8. The injuries caused by the other appellants on the person of Manohar, Sarabjit, Mewa Lal, Satrohan and Ram khelawan have been proved by the eye-witnesses whose evidence has been accepted by the High Court as also the Sessions Judge. We see no reason to interfere with the assessment of the evidence by the two Courts.

9. The only point that remains for consideration is as to the exact offence committed by the appellants. In the first place, once it is held that the appellants had no right of private defence of person or property, appellant Ram Sajiwan can not escape conviction under Section 302, I.P.C. simpliciter, because the injury caused by him to the deceased was sufficient to cause the death of the deceased. The appellant Ram Sajiwan was rightly convicted under Section 302, I.P.C. and as the minimum sentence is life imprisonment we cannot do anything about the sentence either. We would like to observe, however, that the facts of the case do raise some amount of sympathy for the accused Ram Sajiwan who was really trying to assert his lawful right against the complainant who was a trespasser. The appellant was fighting for a just and righteous cause, though not in a strictly lawful manner. If the appellant had succeeded he would have been able to secure the right over the Chak Road which was left by the Revenue authorities for the benefit of the villagers. These considerations, therefore, may weigh with the Government for considering the question of remitting a portion of the sentence imposed on the appellant Ram Sajiwan and the learned Counsel appearing for the State has assured us that these considerations would be conveyed to the Government. So far as the other appellants are concerned, as the object of the appellants was merely to assert a supposed or bona fide claim of right, it cannot be said that they had any common intention to cause grievous hurt. In these circumstances, therefore, the charge under Section 326/34, I.P.C. must necessarily fail. The conviction under Section 447, I.P.C. as also that under Sections 324/34 and 323/34, I.P.C. cannot be interfered with in view of the evidence of assault made by the appellants on the witnesses Ram Khelawan, Manohar, Sarabjit, Mewa Lal, Satrohan with their respective weapons.

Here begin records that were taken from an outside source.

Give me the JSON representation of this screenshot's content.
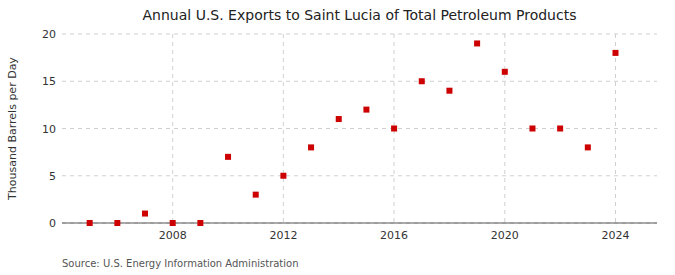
{
  "chart_data": {
    "type": "scatter",
    "title": "Annual U.S. Exports to Saint Lucia of Total Petroleum Products",
    "y_label": "Thousand Barrels per Day",
    "annotations": [
      "Source: U.S. Energy Information Administration"
    ],
    "x": [
      2005,
      2006,
      2007,
      2008,
      2009,
      2010,
      2011,
      2012,
      2013,
      2014,
      2015,
      2016,
      2017,
      2018,
      2019,
      2020,
      2021,
      2022,
      2023,
      2024
    ],
    "values": [
      0.0,
      0.0,
      1.0,
      0.0,
      0.0,
      7.0,
      3.0,
      5.0,
      8.0,
      11.0,
      12.0,
      10.0,
      15.0,
      14.0,
      19.0,
      16.0,
      10.0,
      10.0,
      8.0,
      18.0
    ],
    "color": "#cc0000",
    "marker": "square",
    "xlim": [
      2004.0,
      2025.5
    ],
    "ylim": [
      0,
      20
    ],
    "xticks": [
      2008,
      2012,
      2016,
      2020,
      2024
    ],
    "yticks": [
      0,
      5,
      10,
      15,
      20
    ],
    "grid": true
  }
}
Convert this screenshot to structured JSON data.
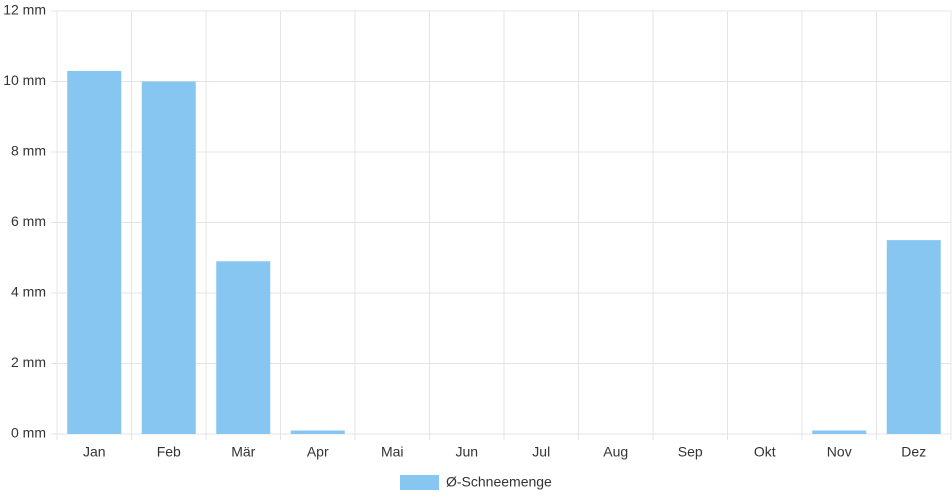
{
  "chart_data": {
    "type": "bar",
    "categories": [
      "Jan",
      "Feb",
      "Mär",
      "Apr",
      "Mai",
      "Jun",
      "Jul",
      "Aug",
      "Sep",
      "Okt",
      "Nov",
      "Dez"
    ],
    "series": [
      {
        "name": "Ø-Schneemenge",
        "color": "#88c6f2",
        "values": [
          10.3,
          10.0,
          4.9,
          0.1,
          0,
          0,
          0,
          0,
          0,
          0,
          0.1,
          5.5
        ]
      }
    ],
    "ylim": [
      0,
      12
    ],
    "yticks": [
      {
        "value": 0,
        "label": "0 mm"
      },
      {
        "value": 2,
        "label": "2 mm"
      },
      {
        "value": 4,
        "label": "4 mm"
      },
      {
        "value": 6,
        "label": "6 mm"
      },
      {
        "value": 8,
        "label": "8 mm"
      },
      {
        "value": 10,
        "label": "10 mm"
      },
      {
        "value": 12,
        "label": "12 mm"
      }
    ],
    "grid": true,
    "legend": "bottom"
  }
}
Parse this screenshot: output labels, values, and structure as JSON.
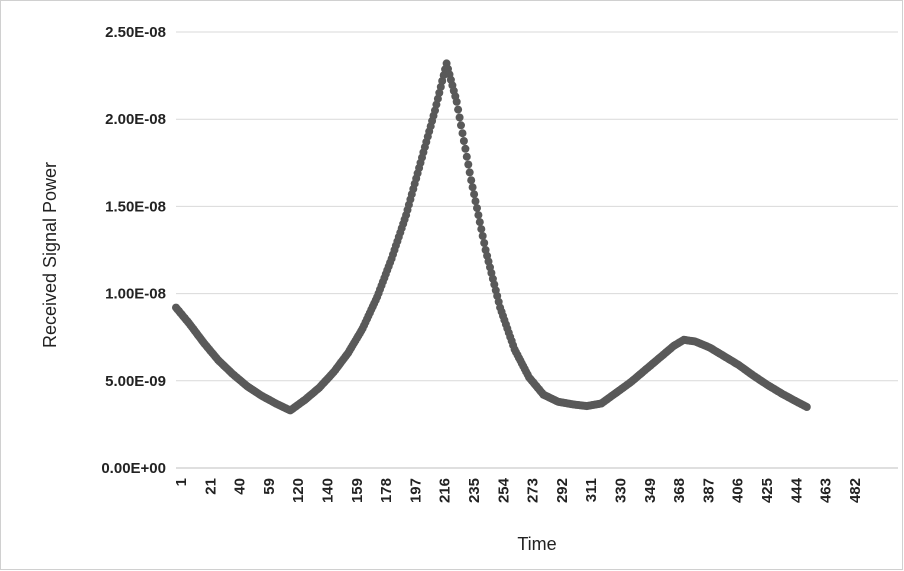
{
  "chart_data": {
    "type": "scatter",
    "title": "",
    "xlabel": "Time",
    "ylabel": "Received Signal Power",
    "ylim": [
      0,
      2.5e-08
    ],
    "xlim": [
      1,
      500
    ],
    "y_ticks": [
      {
        "value": 0,
        "label": "0.00E+00"
      },
      {
        "value": 5e-09,
        "label": "5.00E-09"
      },
      {
        "value": 1e-08,
        "label": "1.00E-08"
      },
      {
        "value": 1.5e-08,
        "label": "1.50E-08"
      },
      {
        "value": 2e-08,
        "label": "2.00E-08"
      },
      {
        "value": 2.5e-08,
        "label": "2.50E-08"
      }
    ],
    "x_tick_labels": [
      "1",
      "21",
      "40",
      "59",
      "120",
      "140",
      "159",
      "178",
      "197",
      "216",
      "235",
      "254",
      "273",
      "292",
      "311",
      "330",
      "349",
      "368",
      "387",
      "406",
      "425",
      "444",
      "463",
      "482"
    ],
    "grid": "horizontal",
    "legend": "none",
    "marker_color": "#595959",
    "series": [
      {
        "points": [
          [
            1,
            9.2e-09
          ],
          [
            10,
            8.3e-09
          ],
          [
            20,
            7.2e-09
          ],
          [
            30,
            6.2e-09
          ],
          [
            40,
            5.4e-09
          ],
          [
            50,
            4.7e-09
          ],
          [
            60,
            4.15e-09
          ],
          [
            70,
            3.7e-09
          ],
          [
            80,
            3.3e-09
          ],
          [
            90,
            3.9e-09
          ],
          [
            100,
            4.6e-09
          ],
          [
            110,
            5.5e-09
          ],
          [
            120,
            6.6e-09
          ],
          [
            130,
            8e-09
          ],
          [
            140,
            9.8e-09
          ],
          [
            150,
            1.2e-08
          ],
          [
            160,
            1.45e-08
          ],
          [
            170,
            1.75e-08
          ],
          [
            180,
            2.05e-08
          ],
          [
            188,
            2.32e-08
          ],
          [
            195,
            2.1e-08
          ],
          [
            205,
            1.65e-08
          ],
          [
            215,
            1.25e-08
          ],
          [
            225,
            9.2e-09
          ],
          [
            235,
            6.8e-09
          ],
          [
            245,
            5.2e-09
          ],
          [
            255,
            4.2e-09
          ],
          [
            265,
            3.8e-09
          ],
          [
            275,
            3.65e-09
          ],
          [
            285,
            3.55e-09
          ],
          [
            295,
            3.7e-09
          ],
          [
            305,
            4.3e-09
          ],
          [
            315,
            4.9e-09
          ],
          [
            325,
            5.6e-09
          ],
          [
            335,
            6.3e-09
          ],
          [
            345,
            7e-09
          ],
          [
            352,
            7.35e-09
          ],
          [
            360,
            7.25e-09
          ],
          [
            370,
            6.9e-09
          ],
          [
            380,
            6.4e-09
          ],
          [
            390,
            5.9e-09
          ],
          [
            400,
            5.3e-09
          ],
          [
            410,
            4.75e-09
          ],
          [
            420,
            4.25e-09
          ],
          [
            430,
            3.8e-09
          ],
          [
            437,
            3.5e-09
          ]
        ]
      }
    ]
  }
}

Having regard to the fact that the appellants made a concerted attack either with a Biroo or lathis respectively on the aforesaid prosecution witnesses they had undoubtedly a common intention to cause simple hurt to these witnesses.

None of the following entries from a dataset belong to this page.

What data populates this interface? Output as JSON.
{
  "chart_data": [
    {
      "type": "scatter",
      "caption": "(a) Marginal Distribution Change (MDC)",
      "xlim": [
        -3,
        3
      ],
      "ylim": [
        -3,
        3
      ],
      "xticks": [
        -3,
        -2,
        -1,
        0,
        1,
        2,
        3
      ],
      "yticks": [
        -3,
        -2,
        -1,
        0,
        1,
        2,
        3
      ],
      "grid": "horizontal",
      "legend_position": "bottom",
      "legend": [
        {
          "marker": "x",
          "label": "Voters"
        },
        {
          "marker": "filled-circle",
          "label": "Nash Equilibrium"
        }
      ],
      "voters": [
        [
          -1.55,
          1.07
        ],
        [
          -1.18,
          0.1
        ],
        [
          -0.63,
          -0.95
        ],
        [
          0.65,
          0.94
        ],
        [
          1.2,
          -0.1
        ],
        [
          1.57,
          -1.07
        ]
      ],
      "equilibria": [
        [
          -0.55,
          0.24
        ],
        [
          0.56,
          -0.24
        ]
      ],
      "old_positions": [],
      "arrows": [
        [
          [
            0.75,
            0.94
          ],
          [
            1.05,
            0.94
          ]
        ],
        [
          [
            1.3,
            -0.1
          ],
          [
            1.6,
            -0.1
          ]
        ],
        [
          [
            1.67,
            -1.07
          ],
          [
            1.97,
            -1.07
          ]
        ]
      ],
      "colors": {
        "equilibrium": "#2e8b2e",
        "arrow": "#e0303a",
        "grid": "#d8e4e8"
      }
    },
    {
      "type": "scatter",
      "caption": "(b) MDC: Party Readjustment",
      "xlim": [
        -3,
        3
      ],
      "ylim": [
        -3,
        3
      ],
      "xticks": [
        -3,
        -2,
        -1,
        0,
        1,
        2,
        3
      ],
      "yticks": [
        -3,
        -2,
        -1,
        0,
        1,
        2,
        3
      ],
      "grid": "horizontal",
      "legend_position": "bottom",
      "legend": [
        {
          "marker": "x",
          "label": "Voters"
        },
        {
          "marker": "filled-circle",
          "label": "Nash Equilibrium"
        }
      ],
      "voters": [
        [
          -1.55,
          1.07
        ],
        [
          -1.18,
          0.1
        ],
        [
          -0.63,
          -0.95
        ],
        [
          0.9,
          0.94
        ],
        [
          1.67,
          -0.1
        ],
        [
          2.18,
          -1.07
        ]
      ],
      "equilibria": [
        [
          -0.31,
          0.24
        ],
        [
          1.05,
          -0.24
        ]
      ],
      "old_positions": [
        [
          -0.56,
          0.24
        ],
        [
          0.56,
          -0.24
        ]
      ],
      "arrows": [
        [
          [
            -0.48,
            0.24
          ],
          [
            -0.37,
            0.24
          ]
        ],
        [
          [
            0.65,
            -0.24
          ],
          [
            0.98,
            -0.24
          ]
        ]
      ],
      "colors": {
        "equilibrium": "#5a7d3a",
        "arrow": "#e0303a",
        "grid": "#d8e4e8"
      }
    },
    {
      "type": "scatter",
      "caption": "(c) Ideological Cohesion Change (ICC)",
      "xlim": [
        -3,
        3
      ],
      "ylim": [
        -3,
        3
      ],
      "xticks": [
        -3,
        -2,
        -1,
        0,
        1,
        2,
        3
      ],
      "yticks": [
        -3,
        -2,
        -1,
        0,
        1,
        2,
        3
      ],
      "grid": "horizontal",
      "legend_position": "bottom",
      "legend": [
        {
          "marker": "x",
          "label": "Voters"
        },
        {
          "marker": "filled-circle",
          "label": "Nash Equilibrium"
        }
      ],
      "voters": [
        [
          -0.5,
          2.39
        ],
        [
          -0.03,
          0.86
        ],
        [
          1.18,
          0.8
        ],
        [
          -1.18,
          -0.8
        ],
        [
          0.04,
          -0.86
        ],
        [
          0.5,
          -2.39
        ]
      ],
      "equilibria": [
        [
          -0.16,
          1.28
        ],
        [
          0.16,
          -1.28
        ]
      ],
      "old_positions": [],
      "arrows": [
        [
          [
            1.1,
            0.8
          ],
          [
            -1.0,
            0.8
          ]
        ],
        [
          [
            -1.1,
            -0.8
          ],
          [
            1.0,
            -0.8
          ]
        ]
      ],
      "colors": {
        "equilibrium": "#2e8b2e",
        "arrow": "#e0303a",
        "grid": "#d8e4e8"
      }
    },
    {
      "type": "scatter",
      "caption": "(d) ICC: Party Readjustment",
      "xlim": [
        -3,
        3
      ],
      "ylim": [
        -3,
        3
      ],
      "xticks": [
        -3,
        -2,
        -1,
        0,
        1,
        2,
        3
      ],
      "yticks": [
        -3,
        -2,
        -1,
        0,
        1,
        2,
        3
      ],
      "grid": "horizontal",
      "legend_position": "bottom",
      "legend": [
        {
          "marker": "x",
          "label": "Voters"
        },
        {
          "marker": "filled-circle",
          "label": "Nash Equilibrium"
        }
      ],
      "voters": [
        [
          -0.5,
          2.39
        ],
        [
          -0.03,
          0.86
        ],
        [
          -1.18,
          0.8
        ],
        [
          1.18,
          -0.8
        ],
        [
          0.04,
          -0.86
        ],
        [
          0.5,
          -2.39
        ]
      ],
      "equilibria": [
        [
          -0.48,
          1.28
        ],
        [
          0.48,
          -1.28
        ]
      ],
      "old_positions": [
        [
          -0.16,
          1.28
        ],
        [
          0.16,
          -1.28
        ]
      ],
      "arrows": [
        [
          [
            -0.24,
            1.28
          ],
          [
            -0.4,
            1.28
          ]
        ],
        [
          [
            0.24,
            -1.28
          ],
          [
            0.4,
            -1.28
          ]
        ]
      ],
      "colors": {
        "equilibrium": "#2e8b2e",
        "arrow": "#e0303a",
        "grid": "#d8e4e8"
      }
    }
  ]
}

10. For these reasons, therefore, we would affirm the convictions and sentences passed on the appellant Ram Sajiwan but allow the appeal of the other appellants viz. Ram Ratan and Ram Samuih to this extent that their convictions and sentences under Section 326/34, I.P.C. are set aside, but their convictions and sentences under Sections 324/34, 323/34 and 447, I.P.C. will stand. If the appellants have already served out their sentences they may be released.